Plus de 5 000 personnes ont été arrêtées, la plus longue suspension d’Internet de toutes les démocraties du monde (213 jours) a été instaurée, et le déploiement de militaires se poursuit en dépit du retour de la paix.
Narendra Modi et son ministre de l’Intérieur, Amit Shah, persistent à dire que la situation au Cachemire est un dossier de politique intérieure. Pourtant, le sujet est abordé “dans de nombreuses capitales, y compris au Congrès américain et dans les parlements du Royaume-Uni, de l’Union européenne et des pays nordiques”. Il est du reste assez cocasse que le gouvernement indien ait fait venir à plusieurs reprises “des délégations de députés européens, des ambassadeurs et des diplomates des Nations unies pour les escorter au Cachemire et tenter d’obtenir leur approbation” sur le climat qui y règne.
Nouvelle donne régionale
Le rétablissement de la démocratie sur place va naturellement au-delà de considérations propres à l’Inde. “Au cours des derniers mois, il est apparu clairement que l’Inde et le Pakistan discutaient de garanties sur le Jammu-et-Cachemire qui permettraient un dialogue bilatéral plus large”, rappelle Suhasini Haidar, qui observe que le Pakistan “a lui aussi considérablement baissé d’un cran par rapport à ses précédentes demandes de référendum” au Cachemire, région dont il revendique la souveraineté depuis la partition du sous-continent indien en 1947.
D’autres éléments internationaux ont également joué un rôle dans la reprise du dialogue entre Delhi et Srinagar.
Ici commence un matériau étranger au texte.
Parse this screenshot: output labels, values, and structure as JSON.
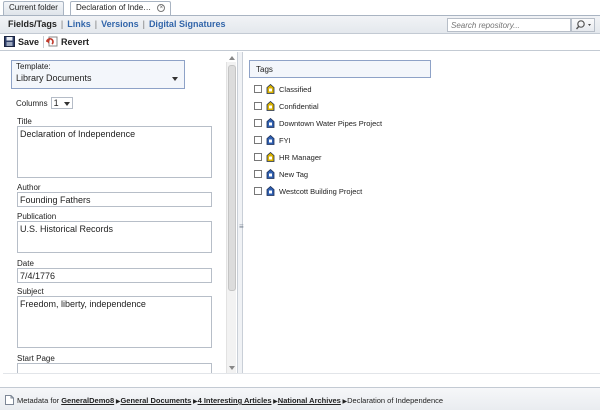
{
  "tabs": [
    {
      "label": "Current folder"
    },
    {
      "label": "Declaration of Inde…"
    }
  ],
  "nav": {
    "fields_tags": "Fields/Tags",
    "links": "Links",
    "versions": "Versions",
    "digital_signatures": "Digital Signatures",
    "separator": "|"
  },
  "search": {
    "placeholder": "Search repository..."
  },
  "toolbar": {
    "save_label": "Save",
    "revert_label": "Revert"
  },
  "template": {
    "label": "Template:",
    "value": "Library Documents"
  },
  "columns": {
    "label": "Columns",
    "value": "1"
  },
  "fields": {
    "title": {
      "label": "Title",
      "value": "Declaration of Independence"
    },
    "author": {
      "label": "Author",
      "value": "Founding Fathers"
    },
    "publication": {
      "label": "Publication",
      "value": "U.S. Historical Records"
    },
    "date": {
      "label": "Date",
      "value": "7/4/1776"
    },
    "subject": {
      "label": "Subject",
      "value": "Freedom, liberty, independence"
    },
    "start_page": {
      "label": "Start Page",
      "value": ""
    }
  },
  "tags": {
    "header": "Tags",
    "items": [
      {
        "label": "Classified",
        "icon": "lock-tag-icon"
      },
      {
        "label": "Confidential",
        "icon": "lock-tag-icon"
      },
      {
        "label": "Downtown Water Pipes Project",
        "icon": "tag-icon"
      },
      {
        "label": "FYI",
        "icon": "tag-icon"
      },
      {
        "label": "HR Manager",
        "icon": "lock-tag-icon"
      },
      {
        "label": "New Tag",
        "icon": "tag-icon"
      },
      {
        "label": "Westcott Building Project",
        "icon": "tag-icon"
      }
    ]
  },
  "status": {
    "prefix": "Metadata for",
    "crumbs": [
      "GeneralDemo8",
      "General Documents",
      "4 Interesting Articles",
      "National Archives"
    ],
    "current": "Declaration of Independence"
  },
  "colors": {
    "accent_link": "#3366aa",
    "tag_lock": "#d8b000",
    "tag_blue": "#2f5fb0"
  }
}
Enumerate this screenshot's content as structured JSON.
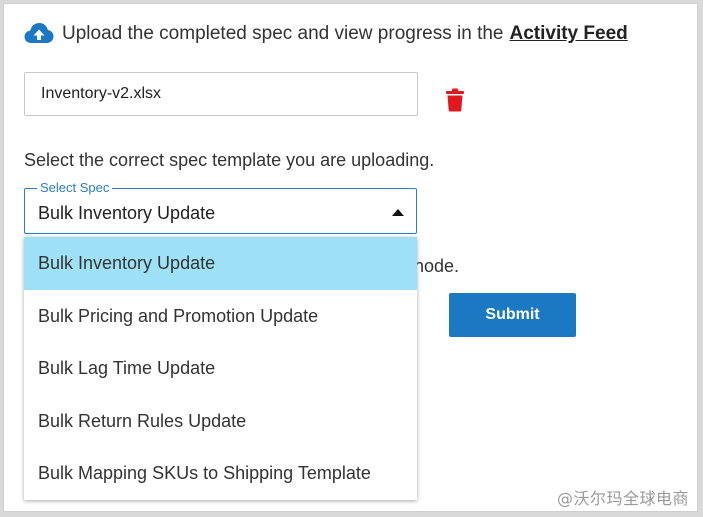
{
  "upload": {
    "text": "Upload the completed spec and view progress in the",
    "link_label": "Activity Feed",
    "icon": "cloud-upload-icon"
  },
  "file": {
    "name": "Inventory-v2.xlsx",
    "delete_icon": "trash-icon"
  },
  "instruction": "Select the correct spec template you are uploading.",
  "partially_hidden_text": "node.",
  "select": {
    "legend": "Select Spec",
    "value": "Bulk Inventory Update",
    "options": [
      "Bulk Inventory Update",
      "Bulk Pricing and Promotion Update",
      "Bulk Lag Time Update",
      "Bulk Return Rules Update",
      "Bulk Mapping SKUs to Shipping Template"
    ],
    "selected_index": 0
  },
  "submit_label": "Submit",
  "watermark": "@沃尔玛全球电商",
  "colors": {
    "accent": "#2c7ecb",
    "button": "#1b78c2",
    "selected_option": "#9ee0f6",
    "trash": "#e0191f"
  }
}
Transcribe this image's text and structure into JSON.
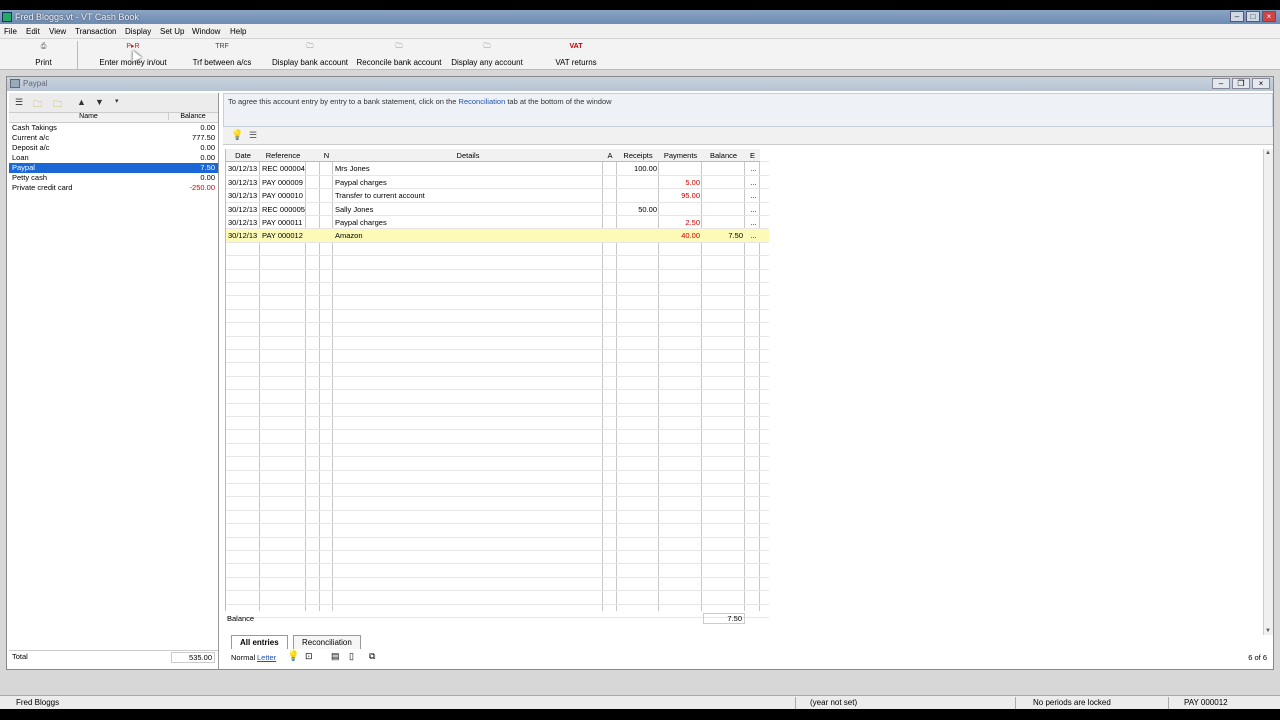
{
  "window": {
    "title": "Fred Bloggs.vt - VT Cash Book"
  },
  "menu": [
    "File",
    "Edit",
    "View",
    "Transaction",
    "Display",
    "Set Up",
    "Window",
    "Help"
  ],
  "toolbar": [
    {
      "icon": "print-icon",
      "glyph": "⎙",
      "label": "Print"
    },
    {
      "icon": "money-in-out-icon",
      "glyph": "P▸R",
      "label": "Enter money in/out"
    },
    {
      "icon": "transfer-icon",
      "glyph": "TRF",
      "label": "Trf between a/cs"
    },
    {
      "icon": "bank-display-icon",
      "glyph": "🗀",
      "label": "Display bank account"
    },
    {
      "icon": "reconcile-icon",
      "glyph": "🗀",
      "label": "Reconcile bank account"
    },
    {
      "icon": "any-account-icon",
      "glyph": "🗀",
      "label": "Display any account"
    },
    {
      "icon": "vat-icon",
      "glyph": "VAT",
      "label": "VAT returns"
    }
  ],
  "child": {
    "title": "Paypal"
  },
  "accounts": {
    "headers": {
      "name": "Name",
      "balance": "Balance"
    },
    "rows": [
      {
        "name": "Cash Takings",
        "balance": "0.00",
        "neg": false,
        "sel": false
      },
      {
        "name": "Current a/c",
        "balance": "777.50",
        "neg": false,
        "sel": false
      },
      {
        "name": "Deposit a/c",
        "balance": "0.00",
        "neg": false,
        "sel": false
      },
      {
        "name": "Loan",
        "balance": "0.00",
        "neg": false,
        "sel": false
      },
      {
        "name": "Paypal",
        "balance": "7.50",
        "neg": false,
        "sel": true
      },
      {
        "name": "Petty cash",
        "balance": "0.00",
        "neg": false,
        "sel": false
      },
      {
        "name": "Private credit card",
        "balance": "-250.00",
        "neg": true,
        "sel": false
      }
    ],
    "total_label": "Total",
    "total_value": "535.00"
  },
  "info": {
    "text_before": "To agree this account entry by entry to a bank statement, click on the ",
    "link": "Reconciliation",
    "text_after": " tab at the bottom of the window"
  },
  "ledger": {
    "headers": [
      "Date",
      "Reference",
      "N",
      "Details",
      "A",
      "Receipts",
      "Payments",
      "Balance",
      "E"
    ],
    "rows": [
      {
        "date": "30/12/13",
        "ref": "REC 000004",
        "n": "",
        "details": "Mrs Jones",
        "a": "",
        "receipts": "100.00",
        "payments": "",
        "balance": "",
        "e": "..."
      },
      {
        "date": "30/12/13",
        "ref": "PAY 000009",
        "n": "",
        "details": "Paypal charges",
        "a": "",
        "receipts": "",
        "payments": "5.00",
        "balance": "",
        "e": "..."
      },
      {
        "date": "30/12/13",
        "ref": "PAY 000010",
        "n": "",
        "details": "Transfer to current account",
        "a": "",
        "receipts": "",
        "payments": "95.00",
        "balance": "",
        "e": "..."
      },
      {
        "date": "30/12/13",
        "ref": "REC 000005",
        "n": "",
        "details": "Sally Jones",
        "a": "",
        "receipts": "50.00",
        "payments": "",
        "balance": "",
        "e": "..."
      },
      {
        "date": "30/12/13",
        "ref": "PAY 000011",
        "n": "",
        "details": "Paypal charges",
        "a": "",
        "receipts": "",
        "payments": "2.50",
        "balance": "",
        "e": "..."
      },
      {
        "date": "30/12/13",
        "ref": "PAY 000012",
        "n": "",
        "details": "Amazon",
        "a": "",
        "receipts": "",
        "payments": "40.00",
        "balance": "7.50",
        "e": "..."
      }
    ],
    "selected_index": 5,
    "balance_label": "Balance",
    "balance_value": "7.50"
  },
  "tabs": [
    "All entries",
    "Reconciliation"
  ],
  "bottom": {
    "view": "Normal",
    "paper": "Letter",
    "count": "6 of 6"
  },
  "status": {
    "user": "Fred Bloggs",
    "year": "(year not set)",
    "periods": "No periods are locked",
    "ref": "PAY 000012"
  }
}
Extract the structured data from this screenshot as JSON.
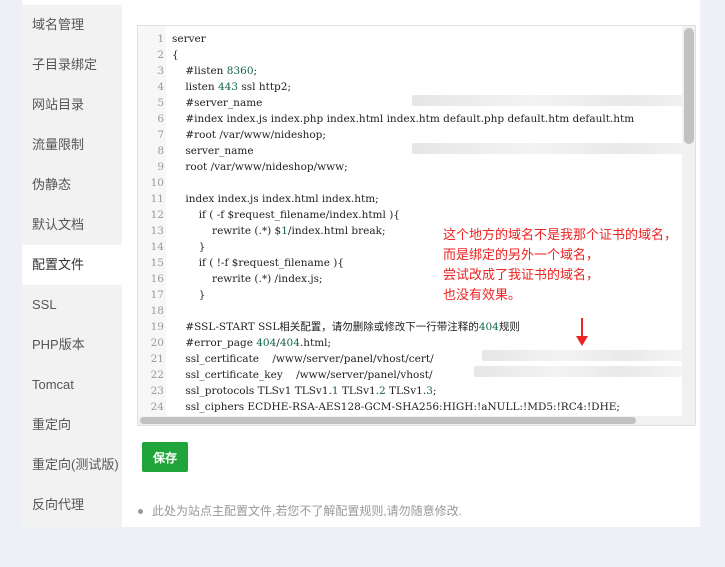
{
  "sidebar": {
    "items": [
      {
        "label": "域名管理"
      },
      {
        "label": "子目录绑定"
      },
      {
        "label": "网站目录"
      },
      {
        "label": "流量限制"
      },
      {
        "label": "伪静态"
      },
      {
        "label": "默认文档"
      },
      {
        "label": "配置文件"
      },
      {
        "label": "SSL"
      },
      {
        "label": "PHP版本"
      },
      {
        "label": "Tomcat"
      },
      {
        "label": "重定向"
      },
      {
        "label": "重定向(测试版)"
      },
      {
        "label": "反向代理"
      }
    ],
    "active": "配置文件"
  },
  "editor": {
    "lines": [
      {
        "n": "1",
        "code": "server"
      },
      {
        "n": "2",
        "code": "{"
      },
      {
        "n": "3",
        "code": "    #listen 8360;"
      },
      {
        "n": "4",
        "code": "    listen 443 ssl http2;"
      },
      {
        "n": "5",
        "code": "    #server_name"
      },
      {
        "n": "6",
        "code": "    #index index.js index.php index.html index.htm default.php default.htm default.htm"
      },
      {
        "n": "7",
        "code": "    #root /var/www/nideshop;"
      },
      {
        "n": "8",
        "code": "    server_name"
      },
      {
        "n": "9",
        "code": "    root /var/www/nideshop/www;"
      },
      {
        "n": "10",
        "code": ""
      },
      {
        "n": "11",
        "code": "    index index.js index.html index.htm;"
      },
      {
        "n": "12",
        "code": "        if ( -f $request_filename/index.html ){"
      },
      {
        "n": "13",
        "code": "            rewrite (.*) $1/index.html break;"
      },
      {
        "n": "14",
        "code": "        }"
      },
      {
        "n": "15",
        "code": "        if ( !-f $request_filename ){"
      },
      {
        "n": "16",
        "code": "            rewrite (.*) /index.js;"
      },
      {
        "n": "17",
        "code": "        }"
      },
      {
        "n": "18",
        "code": ""
      },
      {
        "n": "19",
        "code": "    #SSL-START SSL相关配置，请勿删除或修改下一行带注释的404规则"
      },
      {
        "n": "20",
        "code": "    #error_page 404/404.html;"
      },
      {
        "n": "21",
        "code": "    ssl_certificate    /www/server/panel/vhost/cert/"
      },
      {
        "n": "22",
        "code": "    ssl_certificate_key    /www/server/panel/vhost/"
      },
      {
        "n": "23",
        "code": "    ssl_protocols TLSv1 TLSv1.1 TLSv1.2 TLSv1.3;"
      },
      {
        "n": "24",
        "code": "    ssl_ciphers ECDHE-RSA-AES128-GCM-SHA256:HIGH:!aNULL:!MD5:!RC4:!DHE;"
      }
    ]
  },
  "annotation": "这个地方的域名不是我那个证书的域名，\n而是绑定的另外一个域名，\n尝试改成了我证书的域名，\n也没有效果。",
  "save_label": "保存",
  "note": "此处为站点主配置文件,若您不了解配置规则,请勿随意修改.",
  "colors": {
    "save": "#20a53a",
    "annotation": "#ee2222",
    "number": "#116644"
  }
}
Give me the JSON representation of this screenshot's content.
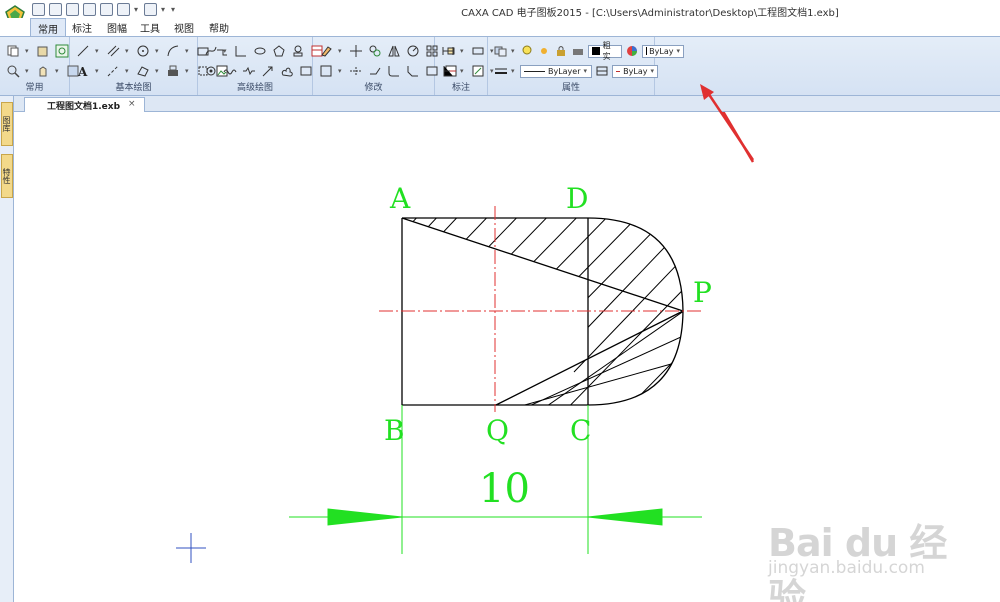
{
  "window": {
    "title": "CAXA CAD 电子图板2015 - [C:\\Users\\Administrator\\Desktop\\工程图文档1.exb]"
  },
  "menu": {
    "tabs": [
      {
        "label": "常用",
        "active": true
      },
      {
        "label": "标注",
        "active": false
      },
      {
        "label": "图幅",
        "active": false
      },
      {
        "label": "工具",
        "active": false
      },
      {
        "label": "视图",
        "active": false
      },
      {
        "label": "帮助",
        "active": false
      }
    ]
  },
  "ribbon": {
    "groups": {
      "common": "常用",
      "basic_draw": "基本绘图",
      "advanced_draw": "高级绘图",
      "modify": "修改",
      "dimension": "标注",
      "properties": "属性"
    },
    "properties": {
      "line_weight": "粗实",
      "color_value": "ByLay",
      "linetype_value": "ByLayer",
      "lineweight_value": "ByLay"
    }
  },
  "sidepanel": {
    "tabs": [
      "图库",
      "特性"
    ]
  },
  "document": {
    "tab_label": "工程图文档1.exb",
    "close_glyph": "×"
  },
  "drawing": {
    "labels": {
      "A": "A",
      "B": "B",
      "C": "C",
      "D": "D",
      "P": "P",
      "Q": "Q"
    },
    "dimension_value": "10"
  },
  "watermark": {
    "main": "Bai du 经验",
    "sub": "jingyan.baidu.com"
  },
  "colors": {
    "label_green": "#22e022",
    "centerline_red": "#e03030",
    "annotation_arrow": "#e03030",
    "ribbon_bg": "#d5e2f3"
  }
}
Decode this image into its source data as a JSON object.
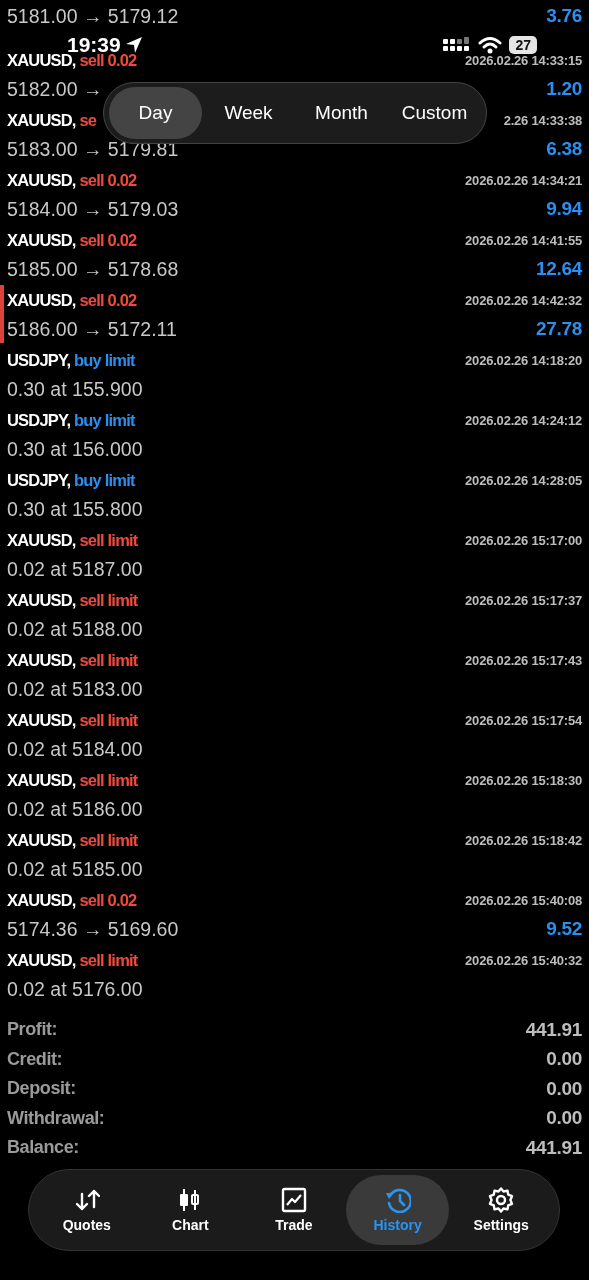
{
  "status_bar": {
    "time": "19:39",
    "battery": "27"
  },
  "period_tabs": [
    {
      "label": "Day",
      "selected": true
    },
    {
      "label": "Week",
      "selected": false
    },
    {
      "label": "Month",
      "selected": false
    },
    {
      "label": "Custom",
      "selected": false
    }
  ],
  "history": [
    {
      "kind": "deal",
      "detail": "5181.00 → 5179.12",
      "profit": "3.76",
      "selected": false
    },
    {
      "kind": "deal",
      "symbol": "XAUUSD,",
      "side": "sell 0.02",
      "color": "#ef4a3e",
      "time": "2026.02.26 14:33:15",
      "detail": "5182.00 →",
      "profit": "1.20",
      "selected": false
    },
    {
      "kind": "deal",
      "symbol": "XAUUSD,",
      "side": "se",
      "color": "#ef4a3e",
      "time": "2.26 14:33:38",
      "detail": "5183.00 → 5179.81",
      "profit": "6.38",
      "selected": false
    },
    {
      "kind": "deal",
      "symbol": "XAUUSD,",
      "side": "sell 0.02",
      "color": "#ef4a3e",
      "time": "2026.02.26 14:34:21",
      "detail": "5184.00 → 5179.03",
      "profit": "9.94",
      "selected": false
    },
    {
      "kind": "deal",
      "symbol": "XAUUSD,",
      "side": "sell 0.02",
      "color": "#ef4a3e",
      "time": "2026.02.26 14:41:55",
      "detail": "5185.00 → 5178.68",
      "profit": "12.64",
      "selected": false
    },
    {
      "kind": "deal",
      "symbol": "XAUUSD,",
      "side": "sell 0.02",
      "color": "#ef4a3e",
      "time": "2026.02.26 14:42:32",
      "detail": "5186.00 → 5172.11",
      "profit": "27.78",
      "selected": true
    },
    {
      "kind": "order",
      "symbol": "USDJPY,",
      "side": "buy limit",
      "color": "#2a8ff0",
      "time": "2026.02.26 14:18:20",
      "detail": "0.30 at 155.900",
      "selected": false
    },
    {
      "kind": "order",
      "symbol": "USDJPY,",
      "side": "buy limit",
      "color": "#2a8ff0",
      "time": "2026.02.26 14:24:12",
      "detail": "0.30 at 156.000",
      "selected": false
    },
    {
      "kind": "order",
      "symbol": "USDJPY,",
      "side": "buy limit",
      "color": "#2a8ff0",
      "time": "2026.02.26 14:28:05",
      "detail": "0.30 at 155.800",
      "selected": false
    },
    {
      "kind": "order",
      "symbol": "XAUUSD,",
      "side": "sell limit",
      "color": "#ef4a3e",
      "time": "2026.02.26 15:17:00",
      "detail": "0.02 at 5187.00",
      "selected": false
    },
    {
      "kind": "order",
      "symbol": "XAUUSD,",
      "side": "sell limit",
      "color": "#ef4a3e",
      "time": "2026.02.26 15:17:37",
      "detail": "0.02 at 5188.00",
      "selected": false
    },
    {
      "kind": "order",
      "symbol": "XAUUSD,",
      "side": "sell limit",
      "color": "#ef4a3e",
      "time": "2026.02.26 15:17:43",
      "detail": "0.02 at 5183.00",
      "selected": false
    },
    {
      "kind": "order",
      "symbol": "XAUUSD,",
      "side": "sell limit",
      "color": "#ef4a3e",
      "time": "2026.02.26 15:17:54",
      "detail": "0.02 at 5184.00",
      "selected": false
    },
    {
      "kind": "order",
      "symbol": "XAUUSD,",
      "side": "sell limit",
      "color": "#ef4a3e",
      "time": "2026.02.26 15:18:30",
      "detail": "0.02 at 5186.00",
      "selected": false
    },
    {
      "kind": "order",
      "symbol": "XAUUSD,",
      "side": "sell limit",
      "color": "#ef4a3e",
      "time": "2026.02.26 15:18:42",
      "detail": "0.02 at 5185.00",
      "selected": false
    },
    {
      "kind": "deal",
      "symbol": "XAUUSD,",
      "side": "sell 0.02",
      "color": "#ef4a3e",
      "time": "2026.02.26 15:40:08",
      "detail": "5174.36 → 5169.60",
      "profit": "9.52",
      "selected": false
    },
    {
      "kind": "order",
      "symbol": "XAUUSD,",
      "side": "sell limit",
      "color": "#ef4a3e",
      "time": "2026.02.26 15:40:32",
      "detail": "0.02 at 5176.00",
      "selected": false
    }
  ],
  "summary": [
    {
      "label": "Profit:",
      "value": "441.91"
    },
    {
      "label": "Credit:",
      "value": "0.00"
    },
    {
      "label": "Deposit:",
      "value": "0.00"
    },
    {
      "label": "Withdrawal:",
      "value": "0.00"
    },
    {
      "label": "Balance:",
      "value": "441.91"
    }
  ],
  "tab_bar": [
    {
      "label": "Quotes",
      "selected": false
    },
    {
      "label": "Chart",
      "selected": false
    },
    {
      "label": "Trade",
      "selected": false
    },
    {
      "label": "History",
      "selected": true
    },
    {
      "label": "Settings",
      "selected": false
    }
  ]
}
La rédactrice en chef de The Hindu cite par exemple “les incitations externes de la part des États-Unis, désireux de mener à bien leur retrait d’Afghanistan et leurs négociations avec les talibans”, ainsi que les pressions exercées par “l’Arabie saoudite, le Qatar et les Émirats arabes unis”, sous forme d’offres de médiation. Autre indication importante : désireuse de jouer un nouveau rôle en Afghanistan, l’Inde de Modi “a récemment rencontré les talibans à Doha”, a-t-on appris lundi 21 juin de la bouche d’un diplomate qatari.
À défaut d’obtenir le soutien qu’il attendait de Washington au Cachemire, en échange de sa participation au projet américain d’endiguement de la Chine dans la zone indo-pacifique, le gouvernement Modi est actuellement “entraîné dans un jeu plus complexe de dominos régionaux, où la sécurité de l’Inde est de plus en plus en jeu”, conclut la journaliste. D’où sa tentative de faire baisser la température au Cachemire.